Georgia farmers were asked “What has been the most important factor helping you with the management of Palmer amaranth in cotton?” What they said says a lot.
The top six answers given to that question, listed from most important to least important, were:
- Timely herbicide applications
- Hand weeding
- Residual herbicides
- Start clean, and stay clean
- Different herbicide modes of action
At least these are the top factors given by 681 cotton growers who took a survey conducted after the “Using Pesticides Wisely” trainings in Georgia last year. The training was not on weed management and pigweed wasn’t mentioned as part of the training.
The training, done in partnership between the University of Georgia Extension and the Georgia Department of Agriculture, was designed to help growers make wiser decisions when applying pesticides in the effort to protect applicators, a farmer’s neighbors and the environment. The organizers of the training, at the time, had a captured cross-section of Georgia cotton growers and took the opportunity to ask the open-ended Palmer amaranth question.
So, who cares? It’s just a list of answers. Big whoop. But I think the answers reveal a great deal.
Southeast farmers deserve a pat on the back
Georgia cotton growers, and growers throughout the Southeast, have been dealing with herbicide-resistant pigweed for a decade, and things were very different in cotton fields prior to 2006. We now know again what we once knew well: Controlling weeds is a complex venture, especially in the Southeast, and one trick doesn’t do the trick anymore.
The answers also illustrate the massive shift in mindset growers have taken in the last decade. The answers show we’ve reached what is called critical mass in how we think about weed management again in our region. And it shows growers can and will adopt new-old tactics when faced with a crisis, and do it at great costs to them. And we can agree herbicide-resistant pigweed is a threat to economically sustainable cotton production in our region. (Of course, 60-cent cotton is a much greater threat to that sustainability. But I digress.)
The list of answers also expose how the cotton industry, particularly in the Southeast, has worked in cooperation regarding resistant weeds, from the growers in the fields to public and private efforts in labs, fields and boardrooms. In other words, the list illustrates the ends of what has been some major means invested in the effort to investigate weed resistance, identify problems, discuss solutions and then act on those discussions.
Is the problem of weed resistance in cotton solved? No. But solutions and practices now are available to manage hard-to-control weeds. The solutions are not near as economical as we’d like, but doable. And it’s doable because mindsets changed; growers adjusted to a new systems approach to weed management.
The industry also responded by developing new products we hope arrive (get registered) sooner rather than later on farmers. (We appreciate thorough, Mr. EPA, but let’s get going.)

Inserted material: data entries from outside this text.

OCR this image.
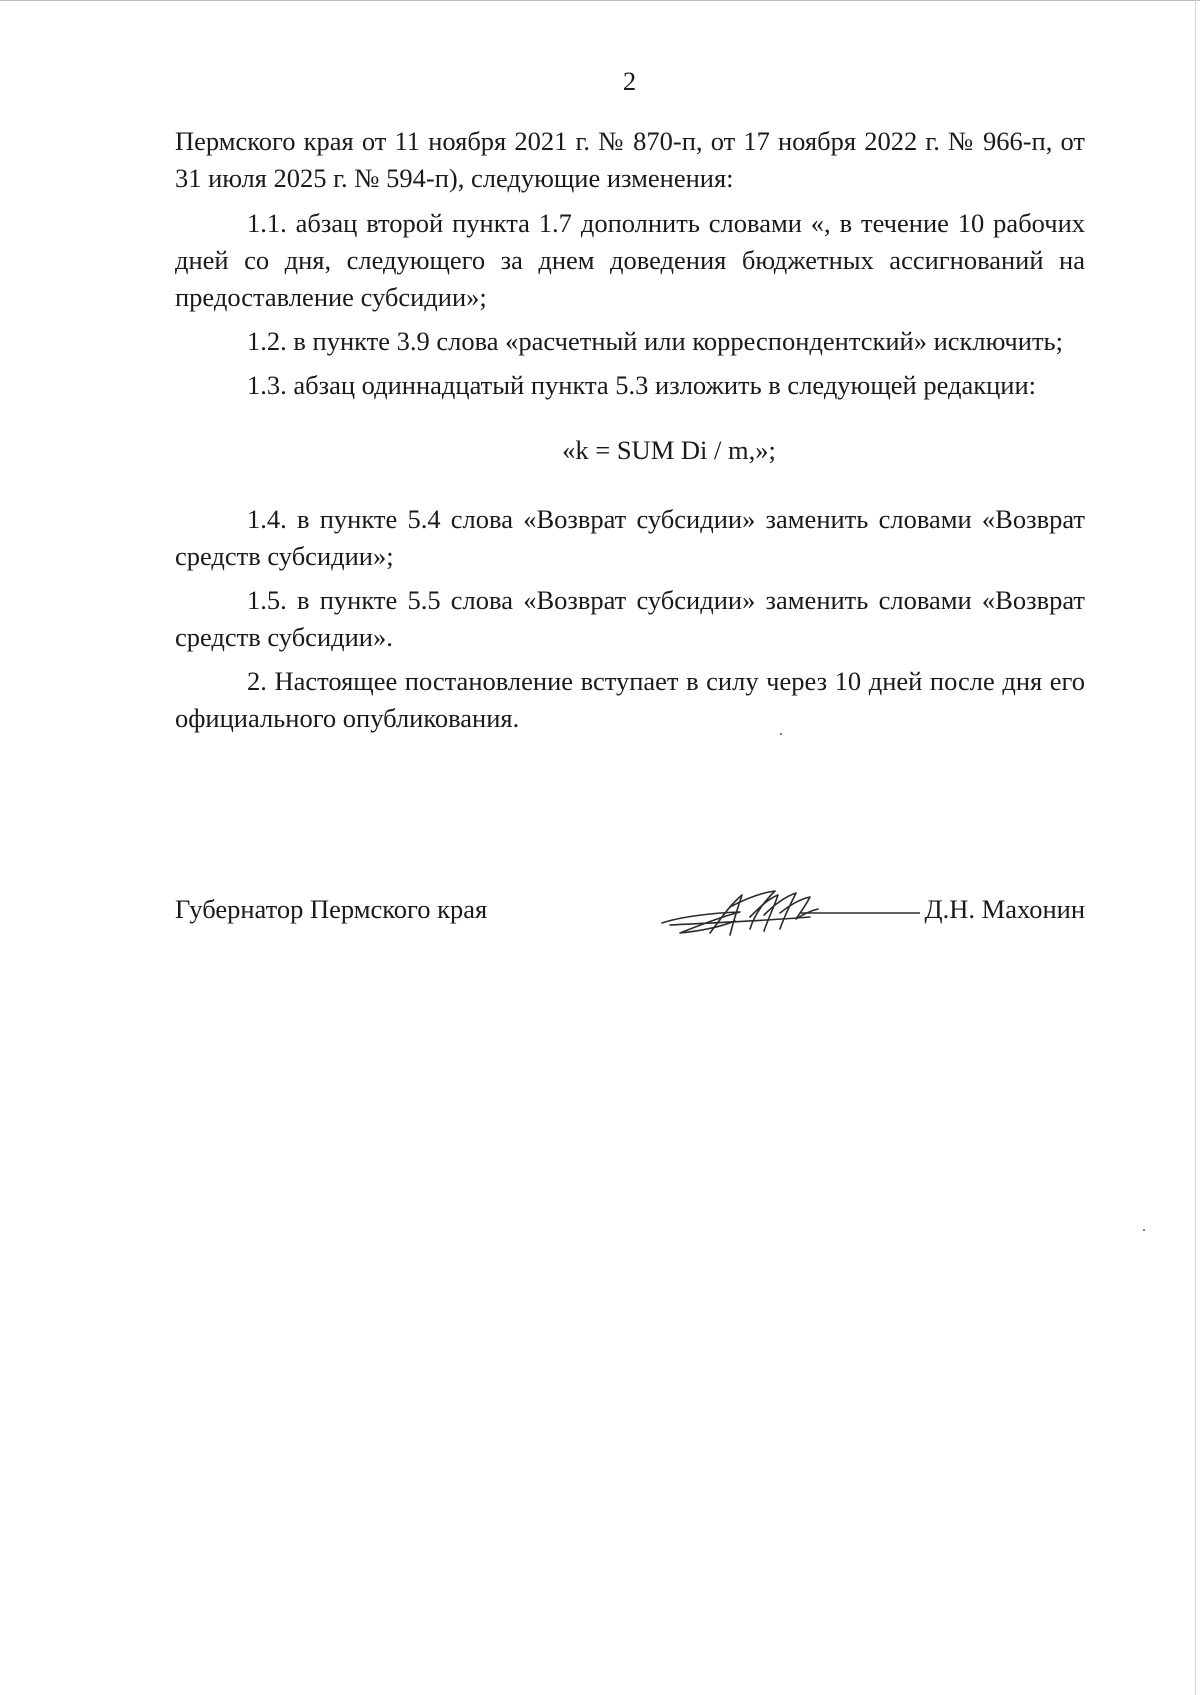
2

Пермского края от 11 ноября 2021 г. № 870-п, от 17 ноября 2022 г. № 966-п, от 31 июля 2025 г. № 594-п), следующие изменения:

1.1. абзац второй пункта 1.7 дополнить словами «, в течение 10 рабочих дней со дня, следующего за днем доведения бюджетных ассигнований на предоставление субсидии»;

1.2. в пункте 3.9 слова «расчетный или корреспондентский» исключить;

1.3. абзац одиннадцатый пункта 5.3 изложить в следующей редакции:

«k = SUM Di / m,»;

1.4. в пункте 5.4 слова «Возврат субсидии» заменить словами «Возврат средств субсидии»;

1.5. в пункте 5.5 слова «Возврат субсидии» заменить словами «Возврат средств субсидии».

2. Настоящее постановление вступает в силу через 10 дней после дня его официального опубликования.

Губернатор Пермского края	Д.Н. Махонин
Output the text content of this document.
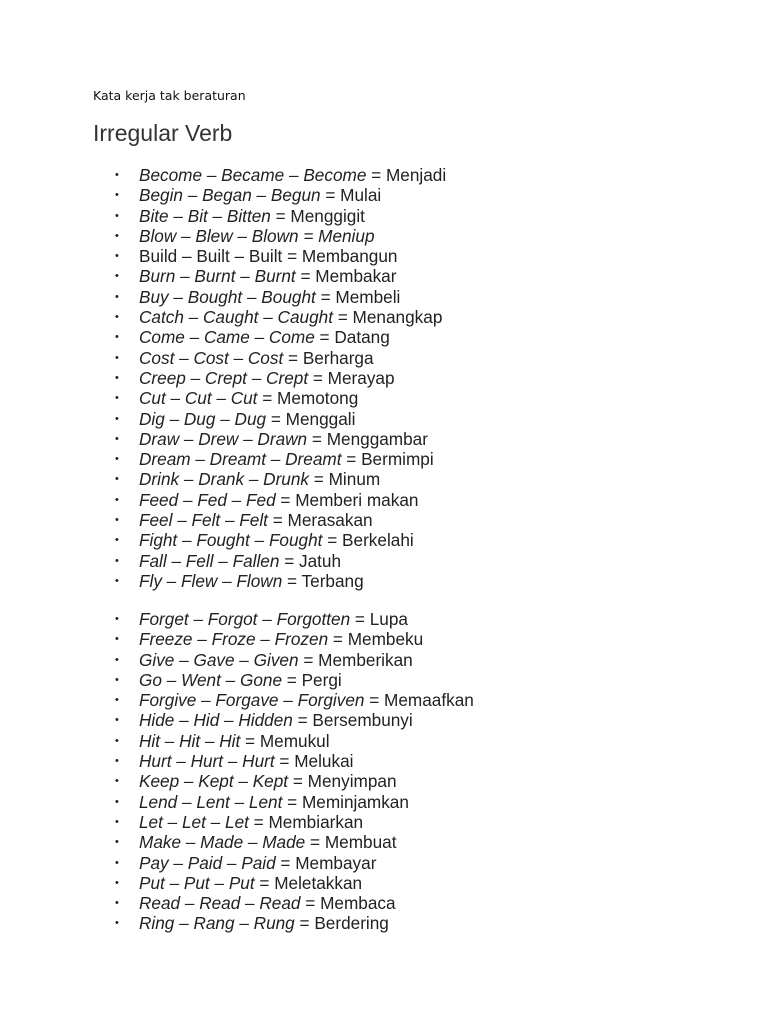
Kata kerja tak beraturan
Irregular Verb
• Become – Became – Become = Menjadi
• Begin – Began – Begun = Mulai
• Bite – Bit – Bitten = Menggigit
• Blow – Blew – Blown = Meniup
• Build – Built – Built = Membangun
• Burn – Burnt – Burnt = Membakar
• Buy – Bought – Bought = Membeli
• Catch – Caught – Caught = Menangkap
• Come – Came – Come = Datang
• Cost – Cost – Cost = Berharga
• Creep – Crept – Crept = Merayap
• Cut – Cut – Cut = Memotong
• Dig – Dug – Dug = Menggali
• Draw – Drew – Drawn = Menggambar
• Dream – Dreamt – Dreamt = Bermimpi
• Drink – Drank – Drunk = Minum
• Feed – Fed – Fed = Memberi makan
• Feel – Felt – Felt = Merasakan
• Fight – Fought – Fought = Berkelahi
• Fall – Fell – Fallen = Jatuh
• Fly – Flew – Flown = Terbang
• Forget – Forgot – Forgotten = Lupa
• Freeze – Froze – Frozen = Membeku
• Give – Gave – Given = Memberikan
• Go – Went – Gone = Pergi
• Forgive – Forgave – Forgiven = Memaafkan
• Hide – Hid – Hidden = Bersembunyi
• Hit – Hit – Hit = Memukul
• Hurt – Hurt – Hurt = Melukai
• Keep – Kept – Kept = Menyimpan
• Lend – Lent – Lent = Meminjamkan
• Let – Let – Let = Membiarkan
• Make – Made – Made = Membuat
• Pay – Paid – Paid = Membayar
• Put – Put – Put = Meletakkan
• Read – Read – Read = Membaca
• Ring – Rang – Rung = Berdering
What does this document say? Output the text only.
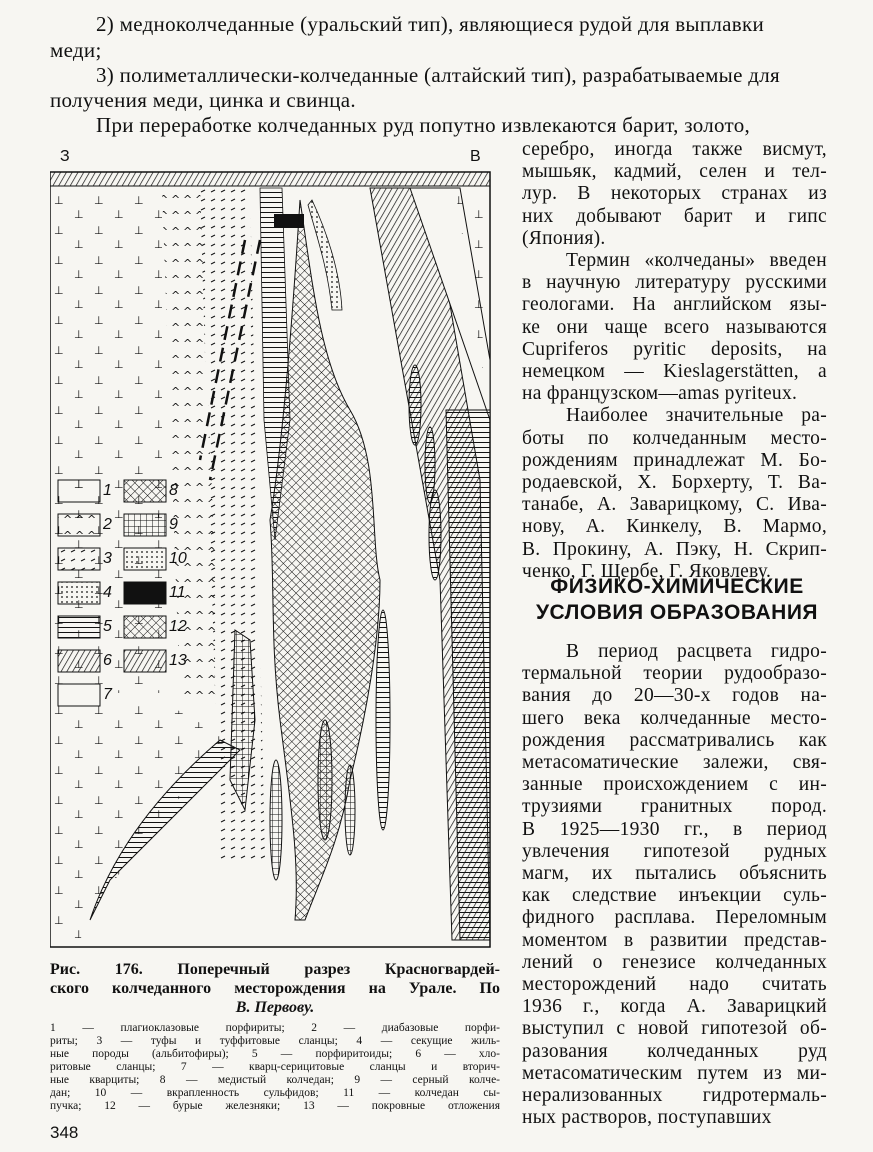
2) медноколчеданные (уральский тип), являющиеся рудой для выплавки
меди;
3) полиметаллически-колчеданные (алтайский тип), разрабатываемые для
получения меди, цинка и свинца.
При переработке колчеданных руд попутно извлекаются барит, золото,
З	В
1
2
3
4
5
6
7
8
9
10
11
12
13
Рис. 176. Поперечный разрез Красногвардей-
ского колчеданного месторождения на Урале. По
В. Первову.
1 — плагиоклазовые порфириты; 2 — диабазовые порфи-
риты; 3 — туфы и туффитовые сланцы; 4 — секущие жиль-
ные породы (альбитофиры); 5 — порфиритоиды; 6 — хло-
ритовые сланцы; 7 — кварц-серицитовые сланцы и вторич-
ные кварциты; 8 — медистый колчедан; 9 — серный колче-
дан; 10 — вкрапленность сульфидов; 11 — колчедан сы-
пучка; 12 — бурые железняки; 13 — покровные отложения
серебро, иногда также висмут,
мышьяк, кадмий, селен и тел-
лур. В некоторых странах из
них добывают барит и гипс
(Япония).
Термин «колчеданы» введен
в научную литературу русскими
геологами. На английском язы-
ке они чаще всего называются
Cupriferos pyritic deposits, на
немецком — Kieslagerstätten, а
на французском—amas pyriteux.
Наиболее значительные ра-
боты по колчеданным место-
рождениям принадлежат М. Бо-
родаевской, Х. Борхерту, Т. Ва-
танабе, А. Заварицкому, С. Ива-
нову, А. Кинкелу, В. Мармо,
В. Прокину, А. Пэку, Н. Скрип-
ченко, Г. Щербе, Г. Яковлеву.
ФИЗИКО-ХИМИЧЕСКИЕ
УСЛОВИЯ ОБРАЗОВАНИЯ
В период расцвета гидро-
термальной теории рудообразо-
вания до 20—30-х годов на-
шего века колчеданные место-
рождения рассматривались как
метасоматические залежи, свя-
занные происхождением с ин-
трузиями гранитных пород.
В 1925—1930 гг., в период
увлечения гипотезой рудных
магм, их пытались объяснить
как следствие инъекции суль-
фидного расплава. Переломным
моментом в развитии представ-
лений о генезисе колчеданных
месторождений надо считать
1936 г., когда А. Заварицкий
выступил с новой гипотезой об-
разования колчеданных руд
метасоматическим путем из ми-
нерализованных гидротермаль-
ных растворов, поступавших
348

At the Georgia pesticide trainings, growers were also asked “Do you believe that you are heading in the right direction in regards to managing Palmer amaranth (not including economics)?” Ninety-seven percent of the growers said, “Yes.” Just a few years ago, I know that positive percentage was much lower. Now, 3 percent of growers surveyed said, “No,” they were not headed in the right direction in managing pigweed. Hey, we’ll pray for them and hope they find a better path soon.
We talk, or report, on the “Battle,” “The War,” “The Struggle” growers face in fighting resistant weeds. I think we need to adjust that verbiage. Growers throughout the Southeast deserve a pat on the back for the positive gains they’ve managed to make against resistance through some pretty tough times. I wish that pat on the back came with a year’s worth (or a decade’s worth) of 90-cent cotton, $6 corn and $14 soybeans.